My main looks something like this.

C++
bool is_female(SLL::iterator & iterator)
{
if (iterator.get_gender() == 0) return 1;
else return 0;
}

int main()
{
People Peter("Peter", 1);
People Martha("Martha, 0):
SLL sl;
sl.insert(Peter);
sl.insert(Martha);
std::partition(sl.begin(), sl.end(), is_female);
return 0;
}


Doesn't work for the std::partition. It's saying something about std::iterator__iterator_category(__first) and something else about not function for call to __iterator_category(SLL::iterator &);

What is exactly going on to make this whole thing happen? What am I missing in my implementation of my iterator?

What I have tried:

I'm absolutely left without much of an answer on my own. This is pretty new to me and I really didn't think I was going to encounter this but it's here. Time to figure it out.
Posted
Updated 7-Feb-21 15:59pm
v3

The predicate function should take a Node& (or const Node&) as argument.

Try something like this:
C++
bool is_female(const Node& n)
{
if (n.get_gender() == 0) return 1;
else return 0;
}


The std::partition algorithm applies the indirection operator on the iterator. See the "Possible Implementation" section of [^]
   
Quote:
I'm absolutely left without much of an answer on my own. This is pretty new to me and I really didn't think I was going to encounter this but it's here. Time to figure it out.

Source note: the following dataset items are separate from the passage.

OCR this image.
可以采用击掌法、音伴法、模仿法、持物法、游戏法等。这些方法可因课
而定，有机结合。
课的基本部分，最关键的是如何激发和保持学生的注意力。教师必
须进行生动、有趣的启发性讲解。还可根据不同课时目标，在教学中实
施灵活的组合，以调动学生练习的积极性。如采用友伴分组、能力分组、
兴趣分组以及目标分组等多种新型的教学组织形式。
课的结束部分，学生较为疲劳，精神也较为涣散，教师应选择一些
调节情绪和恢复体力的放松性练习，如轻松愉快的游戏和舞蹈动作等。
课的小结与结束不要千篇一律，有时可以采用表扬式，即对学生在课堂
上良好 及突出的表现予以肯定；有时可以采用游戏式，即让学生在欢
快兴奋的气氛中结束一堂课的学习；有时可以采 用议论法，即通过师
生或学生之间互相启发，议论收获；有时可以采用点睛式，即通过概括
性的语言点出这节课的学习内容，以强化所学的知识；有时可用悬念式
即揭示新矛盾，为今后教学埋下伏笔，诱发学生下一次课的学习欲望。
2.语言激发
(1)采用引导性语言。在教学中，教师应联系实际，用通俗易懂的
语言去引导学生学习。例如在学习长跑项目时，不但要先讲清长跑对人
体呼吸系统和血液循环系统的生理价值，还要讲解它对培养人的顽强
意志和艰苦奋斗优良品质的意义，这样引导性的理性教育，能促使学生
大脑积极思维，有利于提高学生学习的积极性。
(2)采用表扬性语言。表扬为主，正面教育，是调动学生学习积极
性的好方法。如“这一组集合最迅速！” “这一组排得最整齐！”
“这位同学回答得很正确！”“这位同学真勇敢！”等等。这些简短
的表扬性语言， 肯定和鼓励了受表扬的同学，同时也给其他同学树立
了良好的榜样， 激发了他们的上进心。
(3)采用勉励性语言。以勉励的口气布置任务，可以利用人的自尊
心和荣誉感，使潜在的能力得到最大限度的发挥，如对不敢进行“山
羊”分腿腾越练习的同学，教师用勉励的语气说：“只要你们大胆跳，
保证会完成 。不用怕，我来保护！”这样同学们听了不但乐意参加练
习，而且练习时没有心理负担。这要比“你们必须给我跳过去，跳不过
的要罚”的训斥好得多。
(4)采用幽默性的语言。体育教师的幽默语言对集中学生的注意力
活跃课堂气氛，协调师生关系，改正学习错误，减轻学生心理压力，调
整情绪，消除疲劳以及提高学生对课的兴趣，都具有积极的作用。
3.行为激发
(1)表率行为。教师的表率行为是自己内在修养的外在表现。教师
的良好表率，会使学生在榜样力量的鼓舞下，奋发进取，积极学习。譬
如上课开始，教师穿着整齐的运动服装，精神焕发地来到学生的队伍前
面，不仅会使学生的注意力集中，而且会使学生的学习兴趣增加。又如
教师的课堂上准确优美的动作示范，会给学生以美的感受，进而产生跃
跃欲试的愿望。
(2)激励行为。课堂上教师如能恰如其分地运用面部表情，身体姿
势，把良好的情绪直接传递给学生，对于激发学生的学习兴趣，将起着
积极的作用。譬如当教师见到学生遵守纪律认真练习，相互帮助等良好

Time to ask your code to show you what is going on, the tool to use is the debugger.

Your code do not behave the way you expect, or you don't understand why !

There is an almost universal solution: Run your code on debugger step by step, inspect variables.
The debugger is here to show you what your code is doing and your task is to compare with what it should do.
There is no magic in the debugger, it don't know what your code is supposed to do, it don't find bugs, it just help you to by showing you what is going on. When the code don't do what is expected, you are close to a bug.
To see what your code is doing: Just set a breakpoint and see your code performing, the debugger allow you to execute lines 1 by 1 and to inspect variables as it execute.

Debugger - Wikipedia, the free encyclopedia[^]

Mastering Debugging in Visual Studio 2010 - A Beginner's Guide[^]
Basic Debugging with Visual Studio 2010 - YouTube[^]

Debugging C# Code in Visual Studio - YouTube[^]

The debugger is here to only show you what your code is doing and your task is to compare with what it should do.